- Born: 4 August 1735 Gyöngyös, Hungary
- Died: December 24, 1800 (aged 65)
- Allegiance: Habsburg Monarchy
- Branch: Hussars
- Service years: 1758–1900
- Rank: Feldmarschall-leutnant
- Conflicts: Seven Years' War French Revolutionary Wars
- Awards: Knights Cross of the Military Order of Maria Theresa 1794

= Paul Vay de Vaya =

Paul Freiherr Vay de Vaya (also spelled Dévay) was born 4 August 1735 in Gyöngyös Hungary and died 24 December 1800. He served in the Habsburg military, as a Major General, from 11 June 1794 – 19 April 1794, and was promoted to Feldmarschall-leutnant in February 1799. He retired in 1799, and died a year later. He fought in the Rhine Campaign of 1796, and participated at the Battle of Schliengen and the Siege of Hüningen.

==Life==
Little is known of his background, although Constant von Wurzbach suggests he was the son of Adam Vay and his first wife Christine, Baroness Pongratz. As a young man, he joined a Hussar regiment and served in the Seven Years' War as a cornet in the Töröl Hussars, and during this period, which tested his courage and leadership, was promoted to Rittmeister, or captain of Hussars. At the outbreak of the French Wars in 1790, he was colonel of the Esterhazy Hussars N. 3, and on 26 July 1792, he led two of the regiments at Longwy against the advanced guard of the French, including General Lafayette, and pushed them back to Luxembourg. In the following year, he participated in the Battle of Neerwinden, then at Maubeuge. He received command of the forward post in Luxemburg.

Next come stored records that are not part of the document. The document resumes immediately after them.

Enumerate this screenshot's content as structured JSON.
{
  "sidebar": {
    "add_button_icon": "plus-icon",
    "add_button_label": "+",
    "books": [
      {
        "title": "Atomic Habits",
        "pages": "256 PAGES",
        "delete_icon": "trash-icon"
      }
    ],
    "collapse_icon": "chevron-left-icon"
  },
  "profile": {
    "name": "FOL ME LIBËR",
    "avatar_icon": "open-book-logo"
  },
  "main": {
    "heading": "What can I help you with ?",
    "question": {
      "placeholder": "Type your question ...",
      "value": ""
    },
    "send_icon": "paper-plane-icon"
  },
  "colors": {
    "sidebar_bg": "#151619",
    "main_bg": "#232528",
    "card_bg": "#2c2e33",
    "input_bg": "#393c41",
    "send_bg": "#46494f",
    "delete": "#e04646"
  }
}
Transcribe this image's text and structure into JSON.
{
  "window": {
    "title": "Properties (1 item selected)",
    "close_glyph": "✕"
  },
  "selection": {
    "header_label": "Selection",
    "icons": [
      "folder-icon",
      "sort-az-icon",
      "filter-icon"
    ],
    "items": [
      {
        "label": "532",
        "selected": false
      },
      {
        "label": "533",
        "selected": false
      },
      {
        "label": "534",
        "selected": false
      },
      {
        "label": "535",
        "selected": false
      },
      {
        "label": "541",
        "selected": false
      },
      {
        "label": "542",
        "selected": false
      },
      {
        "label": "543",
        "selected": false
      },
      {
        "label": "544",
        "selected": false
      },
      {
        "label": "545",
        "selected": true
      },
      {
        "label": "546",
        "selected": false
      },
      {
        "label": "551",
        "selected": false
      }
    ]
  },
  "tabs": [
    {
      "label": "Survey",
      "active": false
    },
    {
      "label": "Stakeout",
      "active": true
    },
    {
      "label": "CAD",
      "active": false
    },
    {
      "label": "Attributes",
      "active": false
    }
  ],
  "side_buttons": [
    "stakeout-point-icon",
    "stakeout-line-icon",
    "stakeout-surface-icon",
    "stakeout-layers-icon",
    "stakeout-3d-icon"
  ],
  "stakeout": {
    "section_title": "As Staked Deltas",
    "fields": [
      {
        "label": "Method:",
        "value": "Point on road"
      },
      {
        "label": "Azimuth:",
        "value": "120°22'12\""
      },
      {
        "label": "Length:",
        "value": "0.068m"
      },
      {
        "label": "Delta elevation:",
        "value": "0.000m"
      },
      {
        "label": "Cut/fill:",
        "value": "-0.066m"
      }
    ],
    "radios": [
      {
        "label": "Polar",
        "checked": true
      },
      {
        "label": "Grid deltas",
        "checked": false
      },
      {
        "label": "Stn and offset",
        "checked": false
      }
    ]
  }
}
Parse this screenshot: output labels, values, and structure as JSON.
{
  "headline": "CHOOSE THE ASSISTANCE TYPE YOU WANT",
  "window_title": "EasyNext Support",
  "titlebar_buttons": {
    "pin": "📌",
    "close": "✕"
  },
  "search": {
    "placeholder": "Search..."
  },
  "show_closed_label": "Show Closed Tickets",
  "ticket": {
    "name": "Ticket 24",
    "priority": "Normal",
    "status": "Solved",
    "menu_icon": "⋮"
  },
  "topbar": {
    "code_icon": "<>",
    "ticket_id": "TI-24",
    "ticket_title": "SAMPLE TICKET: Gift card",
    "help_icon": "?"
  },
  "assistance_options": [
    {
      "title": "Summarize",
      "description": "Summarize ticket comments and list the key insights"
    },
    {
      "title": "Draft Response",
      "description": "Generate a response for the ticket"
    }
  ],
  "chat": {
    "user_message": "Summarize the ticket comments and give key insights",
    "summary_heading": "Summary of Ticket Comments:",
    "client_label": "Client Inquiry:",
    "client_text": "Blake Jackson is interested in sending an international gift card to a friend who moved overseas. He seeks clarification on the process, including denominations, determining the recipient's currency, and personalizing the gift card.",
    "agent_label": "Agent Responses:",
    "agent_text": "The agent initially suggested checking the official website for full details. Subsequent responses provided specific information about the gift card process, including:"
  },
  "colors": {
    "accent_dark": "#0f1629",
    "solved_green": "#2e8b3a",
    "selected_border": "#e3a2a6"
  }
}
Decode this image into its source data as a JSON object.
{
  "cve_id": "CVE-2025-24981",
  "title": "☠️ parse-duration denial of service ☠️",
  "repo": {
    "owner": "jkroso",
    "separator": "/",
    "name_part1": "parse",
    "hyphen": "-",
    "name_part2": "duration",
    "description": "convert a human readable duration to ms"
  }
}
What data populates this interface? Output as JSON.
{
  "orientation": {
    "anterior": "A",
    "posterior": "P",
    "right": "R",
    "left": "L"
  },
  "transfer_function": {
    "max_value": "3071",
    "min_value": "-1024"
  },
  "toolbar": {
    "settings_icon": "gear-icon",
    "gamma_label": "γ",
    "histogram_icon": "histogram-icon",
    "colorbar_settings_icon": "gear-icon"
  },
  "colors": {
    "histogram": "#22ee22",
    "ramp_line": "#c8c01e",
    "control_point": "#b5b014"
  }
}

At Saint-Saulve and Saultain, he led three companies of Serbian Freicorps into the suburbs of Valenciennes during the siege; at Abscon on 20 October the French returned with 10,000 men against his commander, General Otto. He attacked the enemy column with six squadrons of his hussars, light cannon and four companies of infantry. His troops inflicted 600 casualties and brought back with them 60 prisoners, plus ten officers. In 1794, he was raised to the rank of major general, and awarded the Knight's Cross. He received a new charge, a brigade, and fought by Muhlen on 4 October 1794, also at Gundelfingen on 8 August 1796. He served in the Rhine Campaign of 1796. In 1799, during the lull in fighting the French, the Habsburgs sent him to Hungary to suppress a rebellion there.